Le 15 mai 2013, le défendeur fut condamné à faire réaliser les travaux à ses frais, et ce, sous astreinte de 10 000 XPF (84 €) par jour de retard, passé un délai de trois mois, à compter de la signification du jugement.
Ayant interjeté appel, celui-ci plaida que, bien au contraire, sa maison était en conformité avec le permis de construire que lui avait délivré l’autorité compétente.
Mal lui en prit, il fut condamné de plus belle à démolir, à ses frais, sa propre maison, cette fois sous astreinte d’avoir à payer 100 000 XPF (838 €) par jour de retard, passé un délai de trois mois après la signification du jugement.
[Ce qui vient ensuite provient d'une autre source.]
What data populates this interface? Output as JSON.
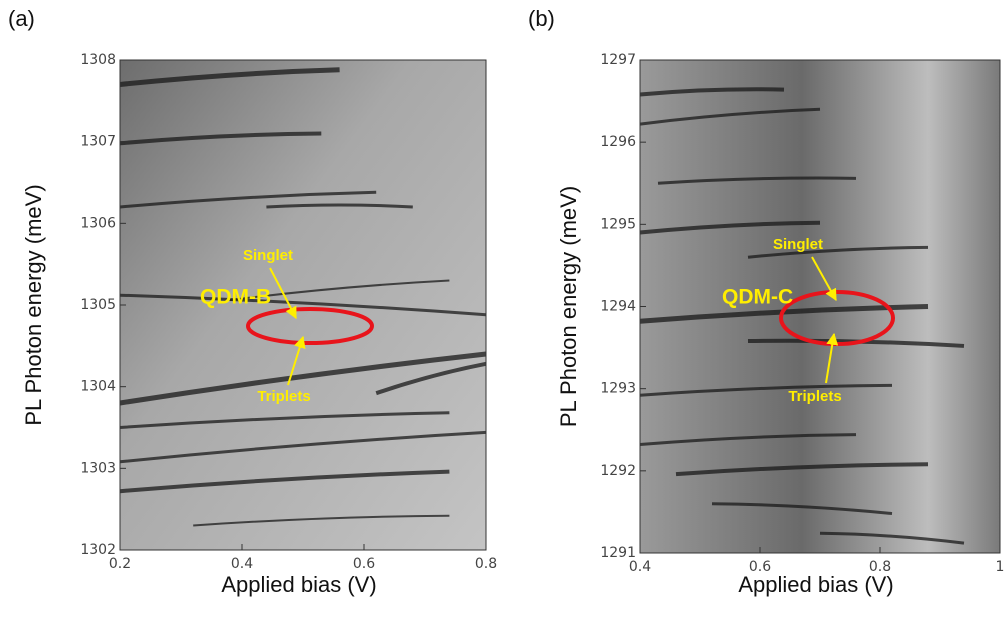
{
  "chart_data": [
    {
      "type": "map",
      "panel_label": "(a)",
      "xlabel": "Applied bias (V)",
      "ylabel": "PL Photon energy (meV)",
      "xlim": [
        0.2,
        0.8
      ],
      "xticks": [
        0.2,
        0.4,
        0.6,
        0.8
      ],
      "ylim": [
        1302,
        1308
      ],
      "yticks": [
        1302,
        1303,
        1304,
        1305,
        1306,
        1307,
        1308
      ],
      "annotations": [
        "QDM-B",
        "Singlet",
        "Triplets"
      ]
    },
    {
      "type": "map",
      "panel_label": "(b)",
      "xlabel": "Applied bias (V)",
      "ylabel": "PL Photon energy (meV)",
      "xlim": [
        0.4,
        1
      ],
      "xticks": [
        0.4,
        0.6,
        0.8,
        1
      ],
      "ylim": [
        1291,
        1297
      ],
      "yticks": [
        1291,
        1292,
        1293,
        1294,
        1295,
        1296,
        1297
      ],
      "annotations": [
        "QDM-C",
        "Singlet",
        "Triplets"
      ]
    }
  ]
}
L’arrêt met en outre à sa charge le versement, à son adversaire, de dommages-intérêts (4 190 €), outre de substantiels frais irrépétibles (5 028 €).
La Cour juge que la construction litigieuse est bien constitutive d’« un trouble de voisinage qui excède les inconvénients normaux du voisinage et qui ne peut cesser que par sa démolition ».
En outre, elle précise que « le juge judiciaire est compétent pour ordonner la démolition, dès lors que la construction cause à autrui un trouble de voisinage, peu importe que les règles d’urbanisme soient ou non respectées ».
De la sorte, il est fait rigoureusement application de l’article 651 du Code civil et de la jurisprudence de la troisième chambre civile de la Cour de cassation, selon laquelle les juges n’ont pas à rechercher une faute, dès lors que sont caractérisées l'existence et l'origine d’un trouble anormal de voisinage.
La maxime se vérifie un fois encore : « la mer est le chemin des audacieux ».
1. - Fare : n. c. en tahitien signifiant : « maison, case, domicile, demeure, bâtiment » : Dictionnaire de l’Académie Tahitienne en ligne [http://www.farevanaa.pf/dictionnaire.php].
2. -Cass., civ. 3, 12 févr. 1992, n° 89-19.297 : Bull. 1992, III, n° 44, p. 27 ; JCP G, 1992, n° 16, IV, n° 1106, p. 119 ; JCP N, 1992, n° 41, II, p. 330.
3. -Maxime attribuée à ALCUIN (735-804), conseiller de Charlemagne.